'in' syntax for searching arrays

Daniel Keep daniel.keep.lists at gmail.com
Sun Nov 4 16:48:38 PST 2007



Janice Caron wrote:
> On 11/4/07, Derek Parnell <derek at psych.ward> wrote:
>> If someone says "is 'cat' in that list?" nearly everyone knows exactly what
>> was meant.
> 
> I'd rather have consistency - particularly when it would be so easy to
> add a find() function to do the search-for-a-value thing.

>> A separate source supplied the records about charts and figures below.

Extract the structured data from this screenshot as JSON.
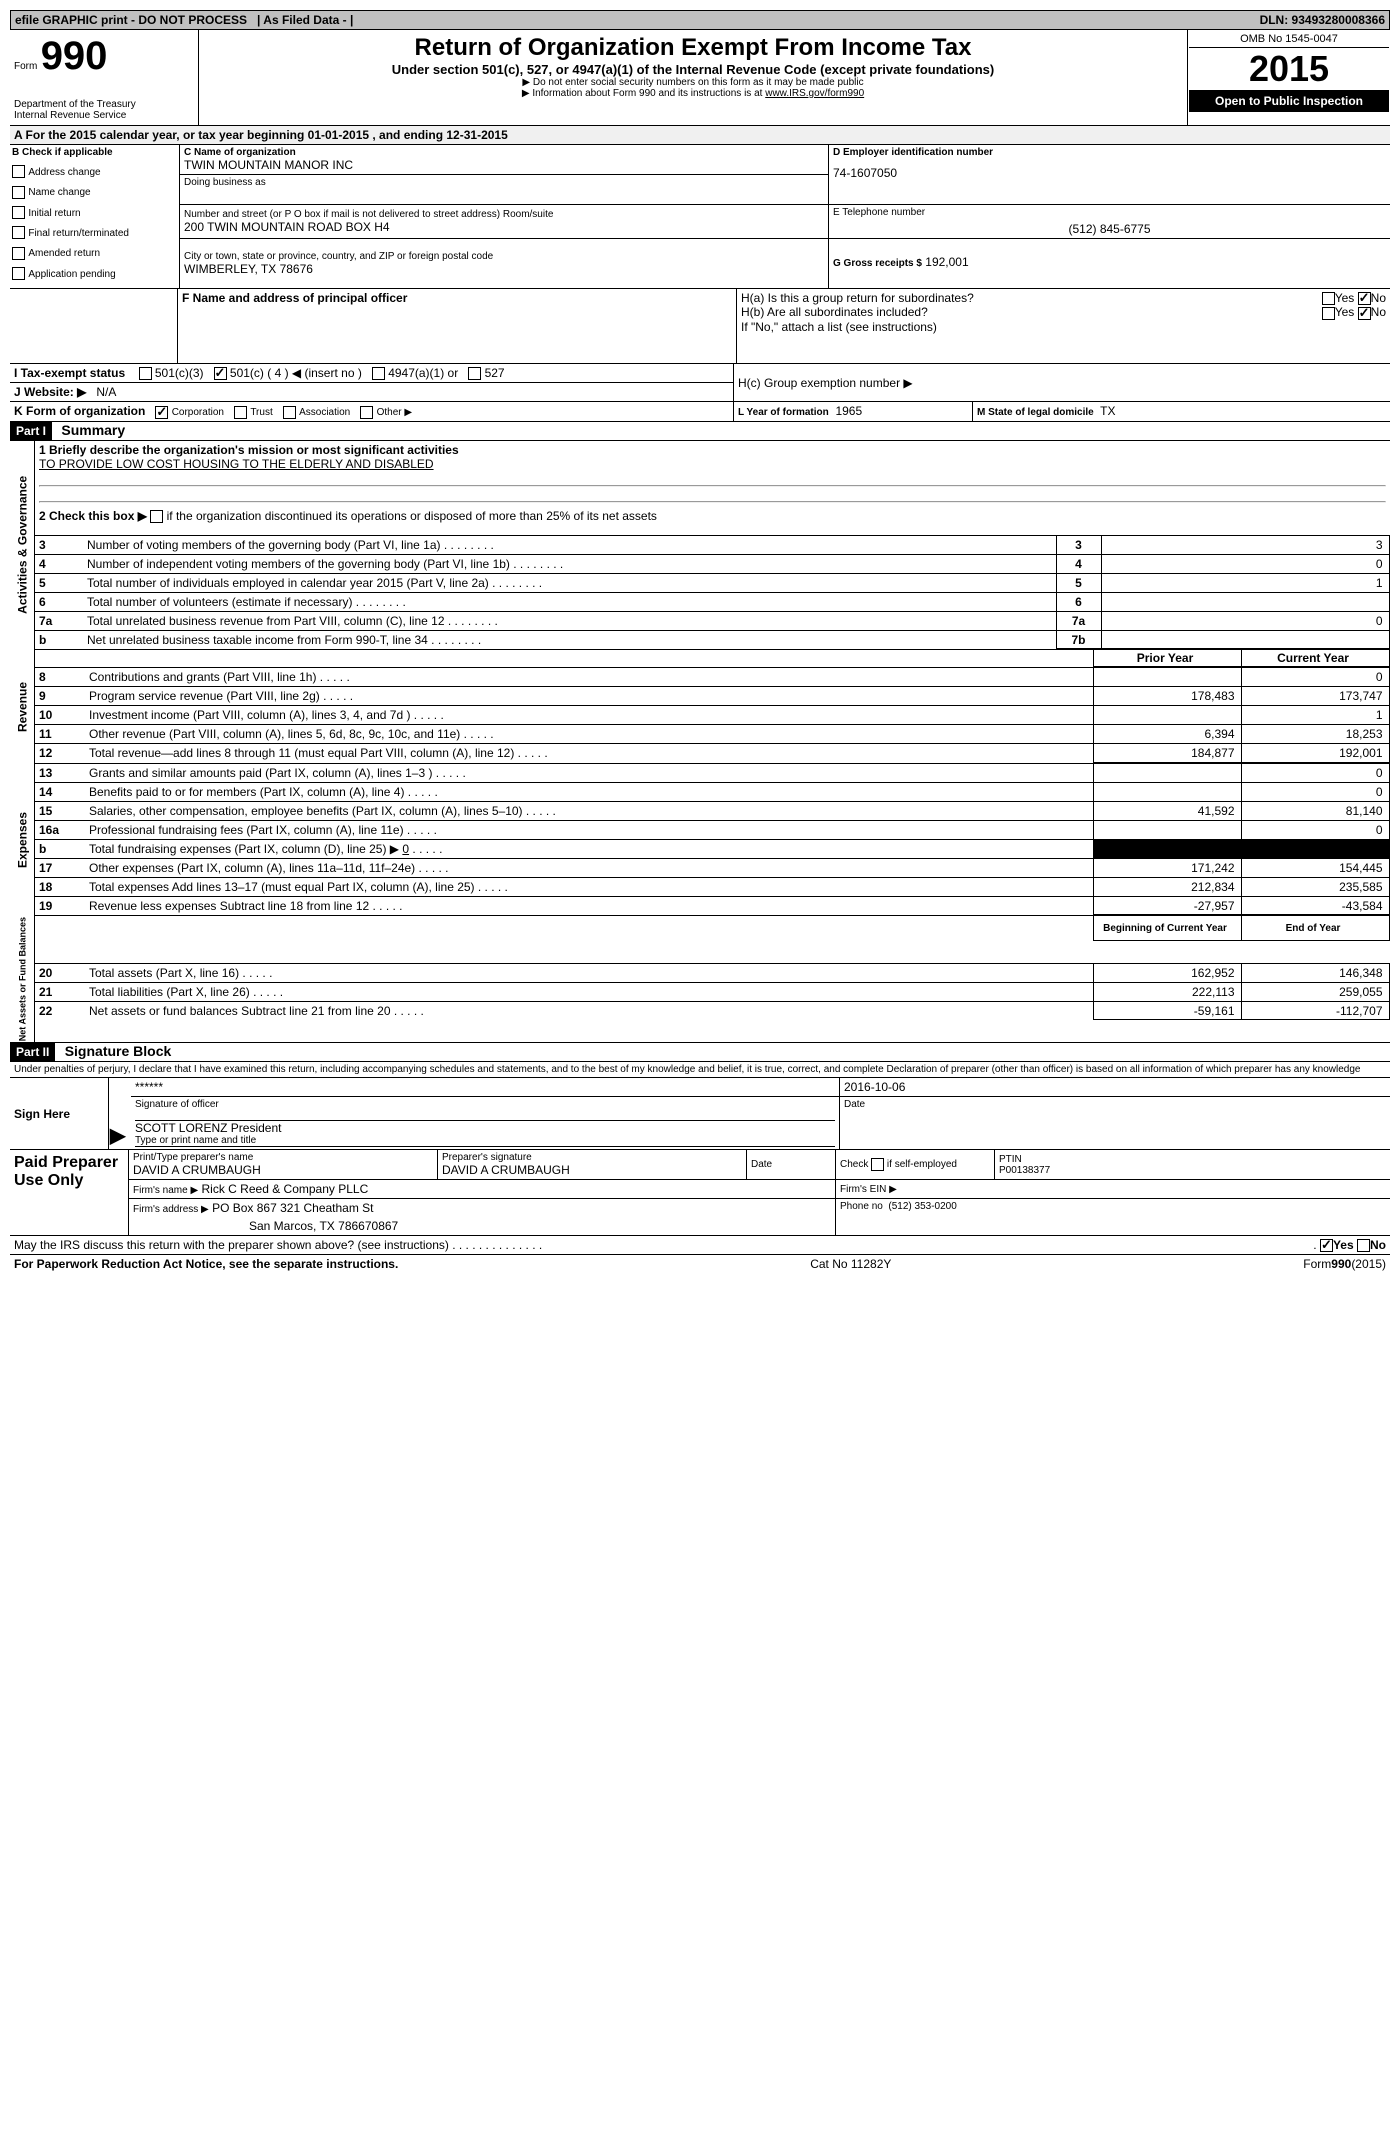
{
  "top_bar": {
    "left": "efile GRAPHIC print - DO NOT PROCESS",
    "mid": "As Filed Data -",
    "dln": "DLN: 93493280008366"
  },
  "header": {
    "form_label": "Form",
    "form_number": "990",
    "dept": "Department of the Treasury",
    "irs": "Internal Revenue Service",
    "title": "Return of Organization Exempt From Income Tax",
    "subtitle": "Under section 501(c), 527, or 4947(a)(1) of the Internal Revenue Code (except private foundations)",
    "note1": "▶ Do not enter social security numbers on this form as it may be made public",
    "note2": "▶ Information about Form 990 and its instructions is at",
    "note2_link": "www.IRS.gov/form990",
    "omb": "OMB No 1545-0047",
    "year": "2015",
    "open_public": "Open to Public Inspection"
  },
  "line_A": "A  For the 2015 calendar year, or tax year beginning 01-01-2015    , and ending 12-31-2015",
  "box_B": {
    "title": "B  Check if applicable",
    "items": [
      "Address change",
      "Name change",
      "Initial return",
      "Final return/terminated",
      "Amended return",
      "Application pending"
    ]
  },
  "box_C": {
    "label": "C Name of organization",
    "name": "TWIN MOUNTAIN MANOR INC",
    "dba_label": "Doing business as",
    "street_label": "Number and street (or P O  box if mail is not delivered to street address) Room/suite",
    "street": "200 TWIN MOUNTAIN ROAD BOX H4",
    "city_label": "City or town, state or province, country, and ZIP or foreign postal code",
    "city": "WIMBERLEY, TX  78676"
  },
  "box_D": {
    "label": "D Employer identification number",
    "value": "74-1607050"
  },
  "box_E": {
    "label": "E Telephone number",
    "value": "(512) 845-6775"
  },
  "box_G": {
    "label": "G Gross receipts $",
    "value": "192,001"
  },
  "box_F": "F    Name and address of principal officer",
  "box_H": {
    "ha": "H(a)  Is this a group return for subordinates?",
    "hb": "H(b)  Are all subordinates included?",
    "hb_note": "If \"No,\" attach a list  (see instructions)",
    "hc": "H(c)   Group exemption number ▶",
    "yes": "Yes",
    "no": "No"
  },
  "line_I": {
    "label": "I   Tax-exempt status",
    "opt1": "501(c)(3)",
    "opt2": "501(c) ( 4 ) ◀ (insert no )",
    "opt3": "4947(a)(1) or",
    "opt4": "527"
  },
  "line_J": {
    "label": "J  Website: ▶",
    "value": "N/A"
  },
  "line_K": {
    "label": "K Form of organization",
    "opts": [
      "Corporation",
      "Trust",
      "Association",
      "Other ▶"
    ]
  },
  "line_L": {
    "label": "L Year of formation",
    "value": "1965"
  },
  "line_M": {
    "label": "M State of legal domicile",
    "value": "TX"
  },
  "part1": {
    "header": "Part I",
    "title": "Summary",
    "q1": "1 Briefly describe the organization's mission or most significant activities",
    "q1_ans": "TO PROVIDE LOW COST HOUSING TO THE ELDERLY AND DISABLED",
    "q2": "2  Check this box ▶",
    "q2_rest": "if the organization discontinued its operations or disposed of more than 25% of its net assets",
    "rows_ag": [
      {
        "n": "3",
        "t": "Number of voting members of the governing body (Part VI, line 1a)",
        "box": "3",
        "v": "3"
      },
      {
        "n": "4",
        "t": "Number of independent voting members of the governing body (Part VI, line 1b)",
        "box": "4",
        "v": "0"
      },
      {
        "n": "5",
        "t": "Total number of individuals employed in calendar year 2015 (Part V, line 2a)",
        "box": "5",
        "v": "1"
      },
      {
        "n": "6",
        "t": "Total number of volunteers (estimate if necessary)",
        "box": "6",
        "v": ""
      },
      {
        "n": "7a",
        "t": "Total unrelated business revenue from Part VIII, column (C), line 12",
        "box": "7a",
        "v": "0"
      },
      {
        "n": "b",
        "t": "Net unrelated business taxable income from Form 990-T, line 34",
        "box": "7b",
        "v": ""
      }
    ],
    "col_prior": "Prior Year",
    "col_current": "Current Year",
    "revenue": [
      {
        "n": "8",
        "t": "Contributions and grants (Part VIII, line 1h)",
        "p": "",
        "c": "0"
      },
      {
        "n": "9",
        "t": "Program service revenue (Part VIII, line 2g)",
        "p": "178,483",
        "c": "173,747"
      },
      {
        "n": "10",
        "t": "Investment income (Part VIII, column (A), lines 3, 4, and 7d )",
        "p": "",
        "c": "1"
      },
      {
        "n": "11",
        "t": "Other revenue (Part VIII, column (A), lines 5, 6d, 8c, 9c, 10c, and 11e)",
        "p": "6,394",
        "c": "18,253"
      },
      {
        "n": "12",
        "t": "Total revenue—add lines 8 through 11 (must equal Part VIII, column (A), line 12)",
        "p": "184,877",
        "c": "192,001"
      }
    ],
    "expenses": [
      {
        "n": "13",
        "t": "Grants and similar amounts paid (Part IX, column (A), lines 1–3 )",
        "p": "",
        "c": "0"
      },
      {
        "n": "14",
        "t": "Benefits paid to or for members (Part IX, column (A), line 4)",
        "p": "",
        "c": "0"
      },
      {
        "n": "15",
        "t": "Salaries, other compensation, employee benefits (Part IX, column (A), lines 5–10)",
        "p": "41,592",
        "c": "81,140"
      },
      {
        "n": "16a",
        "t": "Professional fundraising fees (Part IX, column (A), line 11e)",
        "p": "",
        "c": "0"
      },
      {
        "n": "b",
        "t": "Total fundraising expenses (Part IX, column (D), line 25) ▶",
        "p": "SHADE",
        "c": "SHADE",
        "extra": "0"
      },
      {
        "n": "17",
        "t": "Other expenses (Part IX, column (A), lines 11a–11d, 11f–24e)",
        "p": "171,242",
        "c": "154,445"
      },
      {
        "n": "18",
        "t": "Total expenses  Add lines 13–17 (must equal Part IX, column (A), line 25)",
        "p": "212,834",
        "c": "235,585"
      },
      {
        "n": "19",
        "t": "Revenue less expenses  Subtract line 18 from line 12",
        "p": "-27,957",
        "c": "-43,584"
      }
    ],
    "col_begin": "Beginning of Current Year",
    "col_end": "End of Year",
    "netassets": [
      {
        "n": "20",
        "t": "Total assets (Part X, line 16)",
        "p": "162,952",
        "c": "146,348"
      },
      {
        "n": "21",
        "t": "Total liabilities (Part X, line 26)",
        "p": "222,113",
        "c": "259,055"
      },
      {
        "n": "22",
        "t": "Net assets or fund balances  Subtract line 21 from line 20",
        "p": "-59,161",
        "c": "-112,707"
      }
    ]
  },
  "part2": {
    "header": "Part II",
    "title": "Signature Block",
    "perjury": "Under penalties of perjury, I declare that I have examined this return, including accompanying schedules and statements, and to the best of my knowledge and belief, it is true, correct, and complete  Declaration of preparer (other than officer) is based on all information of which preparer has any knowledge",
    "sign_here": "Sign Here",
    "sig_stars": "******",
    "sig_officer_label": "Signature of officer",
    "sig_date": "2016-10-06",
    "date_label": "Date",
    "officer_name": "SCOTT LORENZ President",
    "officer_name_label": "Type or print name and title",
    "paid_prep": "Paid Preparer Use Only",
    "prep_name_label": "Print/Type preparer's name",
    "prep_name": "DAVID A CRUMBAUGH",
    "prep_sig_label": "Preparer's signature",
    "prep_sig": "DAVID A CRUMBAUGH",
    "prep_date_label": "Date",
    "check_self": "Check",
    "check_self2": "if self-employed",
    "ptin_label": "PTIN",
    "ptin": "P00138377",
    "firm_name_label": "Firm's name    ▶",
    "firm_name": "Rick C Reed & Company PLLC",
    "firm_ein_label": "Firm's EIN ▶",
    "firm_addr_label": "Firm's address ▶",
    "firm_addr": "PO Box 867 321 Cheatham St",
    "firm_addr2": "San Marcos, TX  786670867",
    "phone_label": "Phone no",
    "phone": "(512) 353-0200",
    "may_discuss": "May the IRS discuss this return with the preparer shown above? (see instructions)",
    "yes": "Yes",
    "no": "No"
  },
  "footer": {
    "left": "For Paperwork Reduction Act Notice, see the separate instructions.",
    "mid": "Cat No  11282Y",
    "right": "Form",
    "right2": "990",
    "right3": "(2015)"
  }
}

I think his point was that the double meaning for "in" *is* consistent
with how people use the word in every day life.  On the other hand,
there are lots of keywords in D that have completely non-orthogonal
meanings.  The consistency argument is, frankly, a load of codswallow
when you consider that "in" already has *three* unrelated meanings:
"membership test", "precondition" and "pass by value."

And it's not the only keyword like that; static has multiple meanings,
too.  And every other operator in the language can have subtly different
meanings depending on how its been overloaded.  The important thing is
that the operators all do "the right thing" for the given type.

An example: you can't use real[4] + real[4], but you *can* do
vector!(real, 4) + vector!(real, 4).  I mean, they're basically the
exact same thing.  Thus, this is inconsistent, and you shouldn't be
allowed to add vectors.  But that's stupid because adding vectors is
actually *really* useful, and I'm actually quite capable of putting
arrays and vectors into different mental boxes.  Arrays vs. maps is no
different; in that case you're saying that "in" shouldn't be usable on
arrays because it's implemented differently for AAs.

Anyway, you can probably tell which side of the fence I'm sitting on.
Just thought I'd chip in my AU$0.02.